Roving Periscope: After the OIC failure’, Muslim leaders urge the UNSC’s P-5 for Gaza peace
Virendra Pandit
New Delhi: In March 2023, China surprised the West by brokering a peace deal between Saudi Arabia and Iran, marking Beijing’s entry into the world’s hottest geopolitical hotspot it thought America had abandoned.
But, the Hamas invasion of Israel on October 7 brought the USA back into the murky waters of the Middle East. With the near-destruction of the Gaza Strip and nearly 14,000 deaths later, the Middle East has turned to the United Nations Security Council (NSC)’s P-5 nations, and China in particular, to douse fires in the medieval inferno.
Forty-five days after the war broke out, the Muslim leaders are visiting the five veto-holding permanent members of the UNSC– the US, UK, France, Russia, and China–to push Israel into a ceasefire.
With this objective, the leaders of the Middle East have started visiting the P-5 members’ capitals. This development came within days of the fast-changing geopolitical scenario. Recently, the 57-nation Organization of Islamic Cooperation (OIC) conference on the issue almost failed amid internal differences within the Ummah (Brotherhood).
Among the Sunni nations, the Arab faction, led by Saudi Arabia, and the non-Arab bloc led by Turkey had a difference of opinions. Even the Shia Iran, after haranguing Israel and provoking Shia Hezbollah for weeks, quietly left the Sunni Hamas to face the death and destruction unleashed on the Gaza Strip. In other words, the Muslim world failed to put its act together.
The international community must shoulder responsibility to stop Israel’s violations in Gaza, Saudi Arabia’s foreign minister Prince Faisal bin Farhan said on Monday during a meeting between China’s foreign minister and ministers from Arab and Islamic countries.
The Saudi foreign minister and his counterparts from Arab and Islamic nations arrived in Beijing on Monday on the first leg of a tour to the permanent member states of the United Nations Security Council to push for an immediate ceasefire and to allow humanitarian aid into the territory, the media reported.
During a meeting with diplomats in Beijing, Prince Faisal called for more international efforts to end the war on Gaza and save lives.
“We are here to send a clear signal: that is we must immediately stop the fighting and the killings, we must immediately deliver humanitarian supplies to Gaza.”

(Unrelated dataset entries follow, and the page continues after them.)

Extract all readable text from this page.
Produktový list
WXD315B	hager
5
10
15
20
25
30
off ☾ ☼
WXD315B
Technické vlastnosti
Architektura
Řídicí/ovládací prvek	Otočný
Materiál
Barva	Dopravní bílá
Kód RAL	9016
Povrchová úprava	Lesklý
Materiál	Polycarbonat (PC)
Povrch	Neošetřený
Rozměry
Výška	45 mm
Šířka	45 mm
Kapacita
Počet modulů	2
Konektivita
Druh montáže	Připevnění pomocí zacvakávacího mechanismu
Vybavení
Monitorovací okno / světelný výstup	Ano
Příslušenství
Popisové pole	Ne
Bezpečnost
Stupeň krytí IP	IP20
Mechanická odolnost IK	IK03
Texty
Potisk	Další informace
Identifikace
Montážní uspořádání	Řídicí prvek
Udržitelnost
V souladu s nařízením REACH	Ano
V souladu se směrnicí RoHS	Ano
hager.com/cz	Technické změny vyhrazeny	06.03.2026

“We aspire to cooperate with China and other countries that understand the seriousness of the situation to end the war,” Prince Faisal added.
He pointed to the dangerous escalations in Gaza that require effective international action to end the violence.
China’s foreign minister Wang Yi said Beijing is willing to work to help “restore peace in the Middle East.”
“Let us work together to quickly cool down the situation in Gaza and restore peace in the Middle East as soon as possible,” Wang told foreign ministers in opening remarks in Beijing.
Chinese Foreign Minister Wang Yi met with his counterparts from Saudi Arabia, Palestine, Egypt, Jordan, and Indonesia in Beijing.
He noted that Beijing was a “good friend and brother of Arab and Muslim countries,” adding it has “always firmly supported the just cause of the Palestinian people to restore their legitimate national rights and interests.”
He called on the international community to take urgent action to stop the “humanitarian disaster” unfolding in Gaza and prevent this tragedy from spreading.
“The situation in Gaza affects all countries around the world, questioning the human sense of right and wrong and humanity’s bottom line,” he said.
Beijing has deepened alliances with non-Western-led multilateral groups such as the BRICS bloc of nations while strengthening ties with countries in the Middle East and the Global South.
On Monday, Wang added China will work to “quell the fighting in Gaza as soon as possible, alleviate the humanitarian crisis, and promote an early, comprehensive, just and lasting settlement of the Palestinian issue.”
The officials holding meetings with China’s Yi on Monday are from Saudi Arabia, Jordan, Egypt, Indonesia, Palestine, and the Organization of Islamic Cooperation, among others.